Я смотрю на тебя, Эмилия, и не знаю, как на это реагировать. Ты не должна предъявлять мне ультиматумы, не ты.

— Что ты себе думаешь, маленькая сучка? Ты трахаешься с моим братом, — сквозь зубы цежу я. — Что ты хочешь от меня, Эмилия? Что я по-твоему здесь делаю? Притворяюсь, что все в порядке, хотя ты раздвигаешь для него ноги, как шлюха, которой за это не платят?

Ты прищуриваешься и сверкаешь на меня глазами с выражением, которому там нечего делать. Ты еще убьешь нас обоих, Эмилия. Возможно, наше время ограничено и сейчас истекает. Ты, маленькая сучка.

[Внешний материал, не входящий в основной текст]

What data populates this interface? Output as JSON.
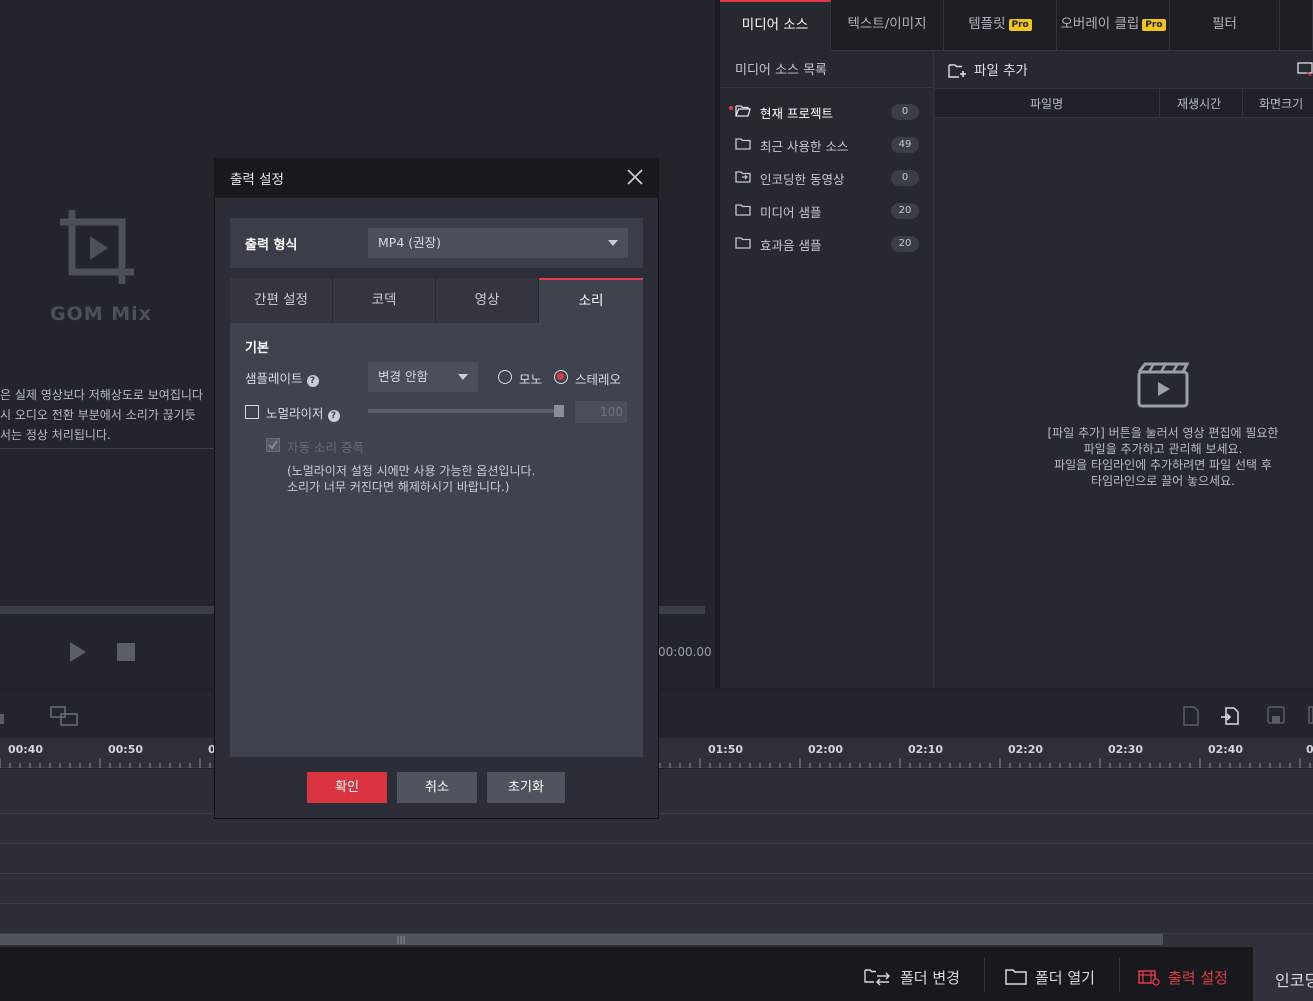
{
  "preview": {
    "logo_text": "GOM Mix",
    "notice_lines": [
      "은 실제 영상보다 저해상도로 보여집니다",
      " 시 오디오 전환 부분에서 소리가 끊기듯",
      "서는 정상 처리됩니다."
    ],
    "timecode": "00:00.00"
  },
  "right_tabs": [
    {
      "label": "미디어 소스",
      "pro": ""
    },
    {
      "label": "텍스트/이미지",
      "pro": ""
    },
    {
      "label": "템플릿",
      "pro": "Pro"
    },
    {
      "label": "오버레이 클립",
      "pro": "Pro"
    },
    {
      "label": "필터",
      "pro": ""
    },
    {
      "label": "영",
      "pro": ""
    }
  ],
  "media_source": {
    "list_title": "미디어 소스 목록",
    "items": [
      {
        "label": "현재 프로젝트",
        "count": "0"
      },
      {
        "label": "최근 사용한 소스",
        "count": "49"
      },
      {
        "label": "인코딩한 동영상",
        "count": "0"
      },
      {
        "label": "미디어 샘플",
        "count": "20"
      },
      {
        "label": "효과음 샘플",
        "count": "20"
      }
    ],
    "file_add": "파일 추가",
    "columns": [
      "파일명",
      "재생시간",
      "화면크기"
    ],
    "empty_lines": [
      "[파일 추가] 버튼을 눌러서 영상 편집에 필요한",
      "파일을 추가하고 관리해 보세요.",
      "파일을 타임라인에 추가하려면 파일 선택 후",
      "타임라인으로 끌어 놓으세요."
    ]
  },
  "timeline": {
    "ticks_left": [
      "00:40",
      "00:50",
      "0"
    ],
    "ticks_right": [
      "01:50",
      "02:00",
      "02:10",
      "02:20",
      "02:30",
      "02:40",
      "0"
    ]
  },
  "bottom_bar": {
    "folder_change": "폴더 변경",
    "folder_open": "폴더 열기",
    "output_settings": "출력 설정",
    "encode": "인코딩"
  },
  "dialog": {
    "title": "출력 설정",
    "format_label": "출력 형식",
    "format_value": "MP4 (권장)",
    "tabs": [
      "간편 설정",
      "코덱",
      "영상",
      "소리"
    ],
    "section": "기본",
    "samplerate_label": "샘플레이트",
    "samplerate_value": "변경 안함",
    "mono": "모노",
    "stereo": "스테레오",
    "normalizer_label": "노멀라이저",
    "normalizer_value": "100",
    "auto_amp": "자동 소리 증폭",
    "hint_lines": [
      "(노멀라이저 설정 시에만 사용 가능한 옵션입니다.",
      "소리가 너무 커진다면 해제하시기 바랍니다.)"
    ],
    "ok": "확인",
    "cancel": "취소",
    "reset": "초기화"
  },
  "colors": {
    "accent": "#e2394a",
    "pro_badge": "#f0c419",
    "background": "#1f2229"
  }
}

— А чего ты от меня хочешь? Что я навсегда соглашусь играть в твое больное дерьмо? Что буду ходить по струнке, как только у тебя плохое настроение? Что никогда не буду говорить то, что думаю, и ты будешь использовать меня, как резиновую куклу?

Бл*дь, я так сильно тебя ненавижу. Хватаю за руку и бросаю на кровать, как резиновую куклу, коей ты для меня и являешься, Эмилия.

Ты смотришь на меня и тяжело дышишь, но твой подбородок вызывающе вздернут. Что тебе от меня надо? Я не могу читать твои мысли.

— Что, Мейсон? Что? Ты снова хочешь меня изнасиловать? — кричишь ты, приподнимаешься и вызывающе наклоняешься в мою сторону. Я сжимаю руки в кулаки, иначе они приземлятся на твое лицо, Эмилия. Но ты не реагируешь на мое напряженное тело и на то, как меня трясет, как сжата моя челюсть и раздуваются ноздри. Ты так хорошо меня знаешь, но несмотря на это не останавливаешься. Ты действительно сейчас назвала меня насильником, Эмилия?

— Заткнись, — рычу я.

— Ты снова хочешь засунуть его мне в задницу, туда, где столько раз был Райли? — провоцируя, спрашиваешь ты.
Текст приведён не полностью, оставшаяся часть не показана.